Present policies have brought us back to a pre -World War II standard of care. During that war, the Roosevelt administration provided therapeutic treatment and preventative care to more than two million soldiers. William and Karl Menninger, the main architects of wartime and post-World War II psychiatry, knew that American GIs needed more than a stiff upper lip to overcome what they called “combat exhaustion” and “war neurosis.”
World War II experts responded by demolishing the stigmas attached to mental illness and helped millions of Americans understand that fear in combat was normal and that seeking help was productive and responsible, not shameful. These actions helped modernize psychiatry by pulling it out of an era of institutionalized care, and establishing that the stress of war could break down even the most well-adjusted individuals.

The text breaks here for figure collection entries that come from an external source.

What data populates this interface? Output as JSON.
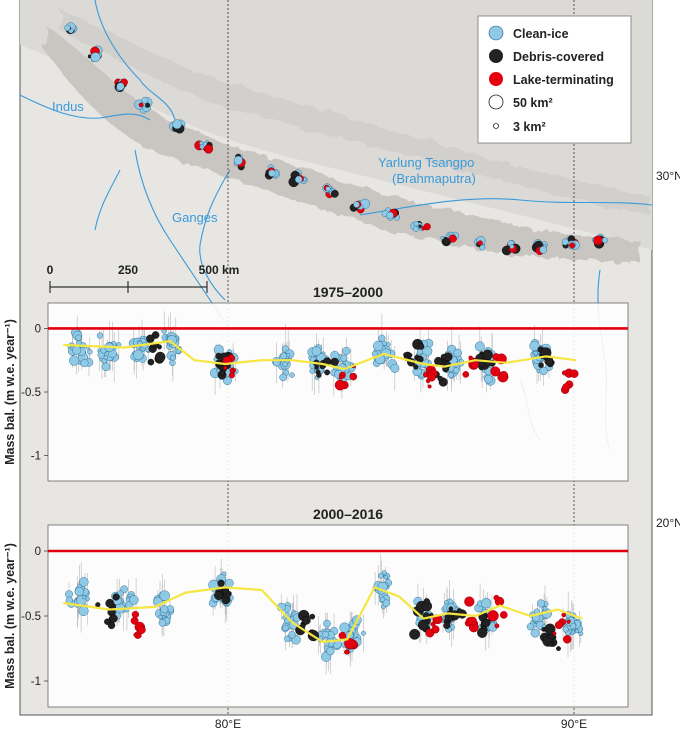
{
  "map": {
    "rivers": [
      "Indus",
      "Ganges",
      "Yarlung Tsangpo",
      "(Brahmaputra)"
    ],
    "scalebar": {
      "ticks": [
        "0",
        "250",
        "500 km"
      ]
    },
    "lat_labels": [
      "30°N",
      "20°N"
    ],
    "lon_labels": [
      "80°E",
      "90°E"
    ],
    "colors": {
      "clean_ice": "#8ecae6",
      "debris": "#222222",
      "lake": "#e3000f",
      "river": "#3a9ad9",
      "land": "#e4e2df",
      "mountain": "#c9c6c2",
      "zero_line": "#e3000f",
      "trend": "#f5e642"
    }
  },
  "legend": {
    "items": [
      "Clean-ice",
      "Debris-covered",
      "Lake-terminating"
    ],
    "size_items": [
      "50 km²",
      "3 km²"
    ]
  },
  "chart_data": [
    {
      "type": "scatter",
      "title": "1975–2000",
      "ylabel": "Mass bal. (m w.e. year⁻¹)",
      "xlim": [
        73.5,
        92.5
      ],
      "ylim": [
        -1.2,
        0.2
      ],
      "yticks": [
        "0",
        "-0.5",
        "-1"
      ],
      "xticks": [
        "80°E",
        "90°E"
      ],
      "reference_line_y": 0,
      "series": [
        {
          "category": "Clean-ice",
          "color": "#8ecae6",
          "clusters": [
            [
              74.5,
              -0.15
            ],
            [
              75.5,
              -0.2
            ],
            [
              76.5,
              -0.18
            ],
            [
              77.5,
              -0.12
            ],
            [
              79.3,
              -0.28
            ],
            [
              81.3,
              -0.25
            ],
            [
              82.3,
              -0.28
            ],
            [
              83.2,
              -0.3
            ],
            [
              84.5,
              -0.2
            ],
            [
              85.8,
              -0.26
            ],
            [
              86.8,
              -0.28
            ],
            [
              87.9,
              -0.27
            ],
            [
              89.6,
              -0.24
            ]
          ]
        },
        {
          "category": "Debris-covered",
          "color": "#222222",
          "clusters": [
            [
              77.0,
              -0.15
            ],
            [
              79.3,
              -0.3
            ],
            [
              82.5,
              -0.3
            ],
            [
              85.5,
              -0.25
            ],
            [
              86.5,
              -0.3
            ],
            [
              87.8,
              -0.3
            ],
            [
              89.8,
              -0.25
            ]
          ]
        },
        {
          "category": "Lake-terminating",
          "color": "#e3000f",
          "clusters": [
            [
              79.5,
              -0.25
            ],
            [
              83.2,
              -0.35
            ],
            [
              86.0,
              -0.4
            ],
            [
              87.3,
              -0.32
            ],
            [
              88.2,
              -0.3
            ],
            [
              90.5,
              -0.4
            ]
          ]
        }
      ],
      "trend": [
        [
          74.0,
          -0.13
        ],
        [
          76.0,
          -0.15
        ],
        [
          77.5,
          -0.1
        ],
        [
          78.3,
          -0.25
        ],
        [
          79.3,
          -0.28
        ],
        [
          80.5,
          -0.25
        ],
        [
          81.5,
          -0.25
        ],
        [
          82.5,
          -0.28
        ],
        [
          83.2,
          -0.32
        ],
        [
          84.5,
          -0.2
        ],
        [
          85.8,
          -0.28
        ],
        [
          86.5,
          -0.3
        ],
        [
          87.5,
          -0.25
        ],
        [
          88.5,
          -0.27
        ],
        [
          89.8,
          -0.22
        ],
        [
          90.8,
          -0.25
        ]
      ]
    },
    {
      "type": "scatter",
      "title": "2000–2016",
      "ylabel": "Mass bal. (m w.e. year⁻¹)",
      "xlim": [
        73.5,
        92.5
      ],
      "ylim": [
        -1.2,
        0.2
      ],
      "yticks": [
        "0",
        "-0.5",
        "-1"
      ],
      "xticks": [
        "80°E",
        "90°E"
      ],
      "reference_line_y": 0,
      "series": [
        {
          "category": "Clean-ice",
          "color": "#8ecae6",
          "clusters": [
            [
              74.5,
              -0.35
            ],
            [
              76.0,
              -0.4
            ],
            [
              77.3,
              -0.45
            ],
            [
              79.2,
              -0.3
            ],
            [
              81.4,
              -0.55
            ],
            [
              82.6,
              -0.7
            ],
            [
              83.5,
              -0.65
            ],
            [
              84.5,
              -0.3
            ],
            [
              85.8,
              -0.5
            ],
            [
              86.7,
              -0.5
            ],
            [
              87.9,
              -0.5
            ],
            [
              89.6,
              -0.5
            ],
            [
              90.7,
              -0.6
            ]
          ]
        },
        {
          "category": "Debris-covered",
          "color": "#222222",
          "clusters": [
            [
              75.5,
              -0.45
            ],
            [
              79.3,
              -0.3
            ],
            [
              82.0,
              -0.55
            ],
            [
              85.8,
              -0.5
            ],
            [
              86.8,
              -0.5
            ],
            [
              87.8,
              -0.55
            ],
            [
              89.9,
              -0.65
            ]
          ]
        },
        {
          "category": "Lake-terminating",
          "color": "#e3000f",
          "clusters": [
            [
              76.5,
              -0.6
            ],
            [
              83.3,
              -0.75
            ],
            [
              86.2,
              -0.55
            ],
            [
              87.4,
              -0.5
            ],
            [
              88.2,
              -0.45
            ],
            [
              90.3,
              -0.6
            ]
          ]
        }
      ],
      "trend": [
        [
          74.0,
          -0.4
        ],
        [
          75.5,
          -0.45
        ],
        [
          77.0,
          -0.43
        ],
        [
          78.0,
          -0.32
        ],
        [
          79.3,
          -0.28
        ],
        [
          80.5,
          -0.3
        ],
        [
          81.5,
          -0.55
        ],
        [
          82.5,
          -0.7
        ],
        [
          83.3,
          -0.68
        ],
        [
          84.2,
          -0.28
        ],
        [
          85.0,
          -0.35
        ],
        [
          85.8,
          -0.52
        ],
        [
          86.6,
          -0.48
        ],
        [
          87.5,
          -0.5
        ],
        [
          88.3,
          -0.42
        ],
        [
          89.3,
          -0.5
        ],
        [
          90.2,
          -0.45
        ],
        [
          91.0,
          -0.52
        ]
      ]
    }
  ]
}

The "greatest generation" had no tolerance for General Patton’s ignorant rejection of military psychiatry. When Patton slapped a “psychiatric casualty” across the face, officials forced the general to apologize and then stripped him of his command.
Unfortunately, the enlightened standard of therapeutic care established during World War II was ignored during the Vietnam war. The emotional suffering of our veterans from this war has been seared into the public consciousness by films such as The Deer Hunter and Full Metal Jacket. The government finally officially recognized post traumatic stress disorder in 1980, yet many of the commanders treating soldiers in this war do not even support the diagnosis.
Today, Americans worship the "greatest generation" of World War II soldiers. We admire their grit and determination in defeating the fascist enemy. But we forget how much they suffered along the way, and the enormous role that psychiatry played in helping them survive battle and come home with support and dignity. It's time for all of us to remember, before it's too late.